On the day Ashcroft talks to the Listener, he is busy packing for another US trip, but it’s a one-way ticket. He’ll be spending much of the rest of the year there working on The Whisper Man, an adaptation of the 2019 Alex North bestseller. The story is about a crime writer and the abduction of his 8-year-old son and possible connections to a case once investigated by his retired detective father. Robert De Niro plays the former cop. The film is being made for Netflix by AGBO, the production company founded by Joe and Anthony Russo, the directors of the Avengers: Infinity War and Endgame movies. The company has been producing a raft of big-budget genre movies and shows for streamers.

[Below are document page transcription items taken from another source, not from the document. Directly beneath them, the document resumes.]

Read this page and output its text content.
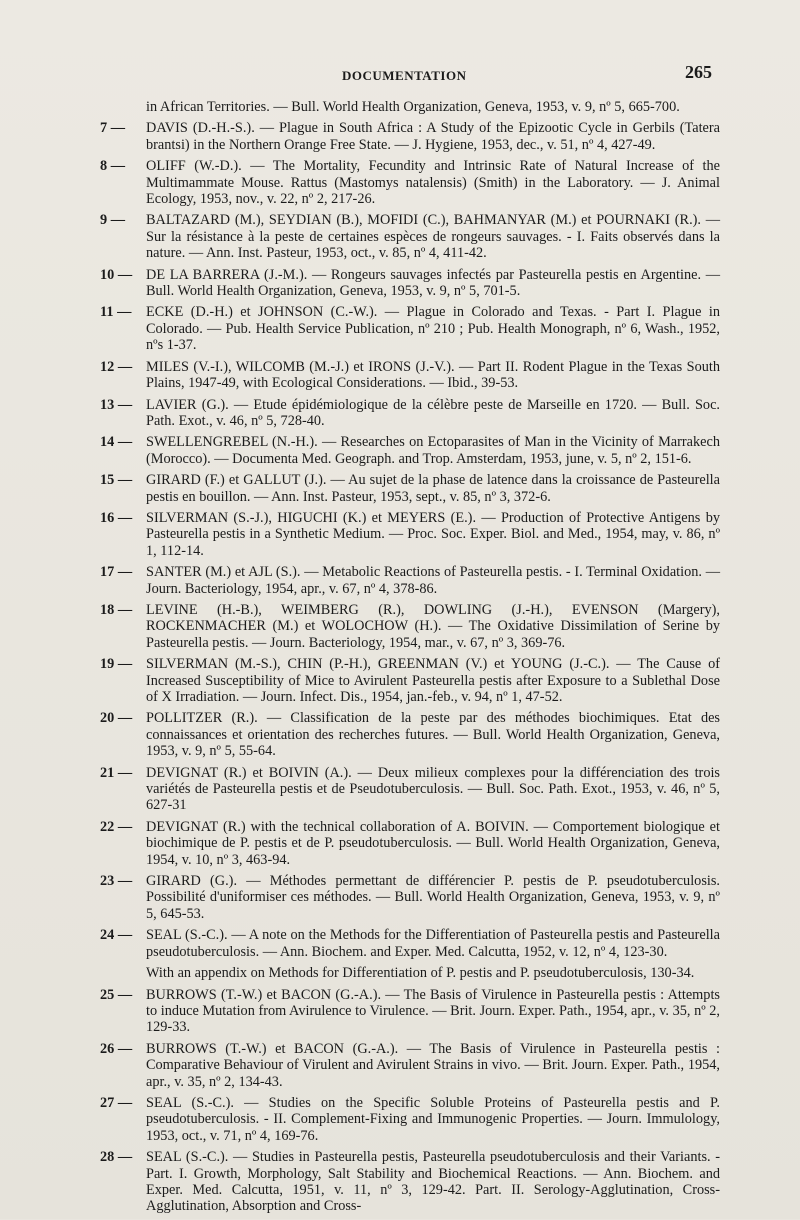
DOCUMENTATION	265
in African Territories. — Bull. World Health Organization, Geneva, 1953, v. 9, nº 5, 665-700.
7 —	DAVIS (D.-H.-S.). — Plague in South Africa : A Study of the Epizootic Cycle in Gerbils (Tatera brantsi) in the Northern Orange Free State. — J. Hygiene, 1953, dec., v. 51, nº 4, 427-49.
8 —	OLIFF (W.-D.). — The Mortality, Fecundity and Intrinsic Rate of Natural Increase of the Multimammate Mouse. Rattus (Mastomys natalensis) (Smith) in the Laboratory. — J. Animal Ecology, 1953, nov., v. 22, nº 2, 217-26.
9 —	BALTAZARD (M.), SEYDIAN (B.), MOFIDI (C.), BAHMANYAR (M.) et POURNAKI (R.). — Sur la résistance à la peste de certaines espèces de rongeurs sauvages. - I. Faits observés dans la nature. — Ann. Inst. Pasteur, 1953, oct., v. 85, nº 4, 411-42.
10 — DE LA BARRERA (J.-M.). — Rongeurs sauvages infectés par Pasteurella pestis en Argentine. — Bull. World Health Organization, Geneva, 1953, v. 9, nº 5, 701-5.
11 —	ECKE (D.-H.) et JOHNSON (C.-W.). — Plague in Colorado and Texas. - Part I. Plague in Colorado. — Pub. Health Service Publication, nº 210 ; Pub. Health Monograph, nº 6, Wash., 1952, nºs 1-37.
12 — MILES (V.-I.), WILCOMB (M.-J.) et IRONS (J.-V.). — Part II. Rodent Plague in the Texas South Plains, 1947-49, with Ecological Considerations. — Ibid., 39-53.
13 — LAVIER (G.). — Etude épidémiologique de la célèbre peste de Marseille en 1720. — Bull. Soc. Path. Exot., v. 46, nº 5, 728-40.
14 — SWELLENGREBEL (N.-H.). — Researches on Ectoparasites of Man in the Vicinity of Marrakech (Morocco). — Documenta Med. Geograph. and Trop. Amsterdam, 1953, june, v. 5, nº 2, 151-6.
15 — GIRARD (F.) et GALLUT (J.). — Au sujet de la phase de latence dans la croissance de Pasteurella pestis en bouillon. — Ann. Inst. Pasteur, 1953, sept., v. 85, nº 3, 372-6.
16 — SILVERMAN (S.-J.), HIGUCHI (K.) et MEYERS (E.). — Production of Protective Antigens by Pasteurella pestis in a Synthetic Medium. — Proc. Soc. Exper. Biol. and Med., 1954, may, v. 86, nº 1, 112-14.
17 — SANTER (M.) et AJL (S.). — Metabolic Reactions of Pasteurella pestis. - I. Terminal Oxidation. — Journ. Bacteriology, 1954, apr., v. 67, nº 4, 378-86.
18 — LEVINE (H.-B.), WEIMBERG (R.), DOWLING (J.-H.), EVENSON (Margery), ROCKENMACHER (M.) et WOLOCHOW (H.). — The Oxidative Dissimilation of Serine by Pasteurella pestis. — Journ. Bacteriology, 1954, mar., v. 67, nº 3, 369-76.
19 — SILVERMAN (M.-S.), CHIN (P.-H.), GREENMAN (V.) et YOUNG (J.-C.). — The Cause of Increased Susceptibility of Mice to Avirulent Pasteurella pestis after Exposure to a Sublethal Dose of X Irradiation. — Journ. Infect. Dis., 1954, jan.-feb., v. 94, nº 1, 47-52.
20 — POLLITZER (R.). — Classification de la peste par des méthodes biochimiques. Etat des connaissances et orientation des recherches futures. — Bull. World Health Organization, Geneva, 1953, v. 9, nº 5, 55-64.
21 — DEVIGNAT (R.) et BOIVIN (A.). — Deux milieux complexes pour la différenciation des trois variétés de Pasteurella pestis et de Pseudotuberculosis. — Bull. Soc. Path. Exot., 1953, v. 46, nº 5, 627-31
22 — DEVIGNAT (R.) with the technical collaboration of A. BOIVIN. — Comportement biologique et biochimique de P. pestis et de P. pseudotuberculosis. — Bull. World Health Organization, Geneva, 1954, v. 10, nº 3, 463-94.
23 — GIRARD (G.). — Méthodes permettant de différencier P. pestis de P. pseudotuberculosis. Possibilité d'uniformiser ces méthodes. — Bull. World Health Organization, Geneva, 1953, v. 9, nº 5, 645-53.
24 — SEAL (S.-C.). — A note on the Methods for the Differentiation of Pasteurella pestis and Pasteurella pseudotuberculosis. — Ann. Biochem. and Exper. Med. Calcutta, 1952, v. 12, nº 4, 123-30.
With an appendix on Methods for Differentiation of P. pestis and P. pseudotuberculosis, 130-34.
25 — BURROWS (T.-W.) et BACON (G.-A.). — The Basis of Virulence in Pasteurella pestis : Attempts to induce Mutation from Avirulence to Virulence. — Brit. Journ. Exper. Path., 1954, apr., v. 35, nº 2, 129-33.
26 — BURROWS (T.-W.) et BACON (G.-A.). — The Basis of Virulence in Pasteurella pestis : Comparative Behaviour of Virulent and Avirulent Strains in vivo. — Brit. Journ. Exper. Path., 1954, apr., v. 35, nº 2, 134-43.
27 — SEAL (S.-C.). — Studies on the Specific Soluble Proteins of Pasteurella pestis and P. pseudotuberculosis. - II. Complement-Fixing and Immunogenic Properties. — Journ. Immulology, 1953, oct., v. 71, nº 4, 169-76.
28 — SEAL (S.-C.). — Studies in Pasteurella pestis, Pasteurella pseudotuberculosis and their Variants. - Part. I. Growth, Morphology, Salt Stability and Biochemical Reactions. — Ann. Biochem. and Exper. Med. Calcutta, 1951, v. 11, nº 3, 129-42. Part. II. Serology-Agglutination, Cross-Agglutination, Absorption and Cross-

The Whisper Man is the first to make it to the top of Ashcroft’s growing pile of possible projects in the US since Coming Home in the Dark. That also now includes an adaptation of Stephen King’s 2024 novella Danny Coughlin’s Bad Dream, which King offered Ashcroft after seeing Jenny Pen. After Pen’s world premiere at Fantastic Fest in Austin, Texas, in September, King tweeted that it was “one of the best movies I’ve seen this year”.
“That tweet was a gift that kept giving,” says Ashcroft.
Well, squint a bit at some scenes in Jenny Pen and you might be reminded of Kubrick’s film of King’s The Shining.
“It’s hard to shoot a long corridor scene without anyone saying that. But aesthetics wise, The Shining was definitely always a strong reference point.”
He’s already been to the US to meet De Niro and get his stamp of approval. At 81 and recently starring in the Netflix series Zero Day as a former US president showing signs of memory loss, De Niro is even older than Ashcroft’s Jenny Pen leads.
“It’s never too late to do some good work.”
The Rule of Jenny Pen is in cinemas from March 20 and streams on AMC+/Shudder from March 28.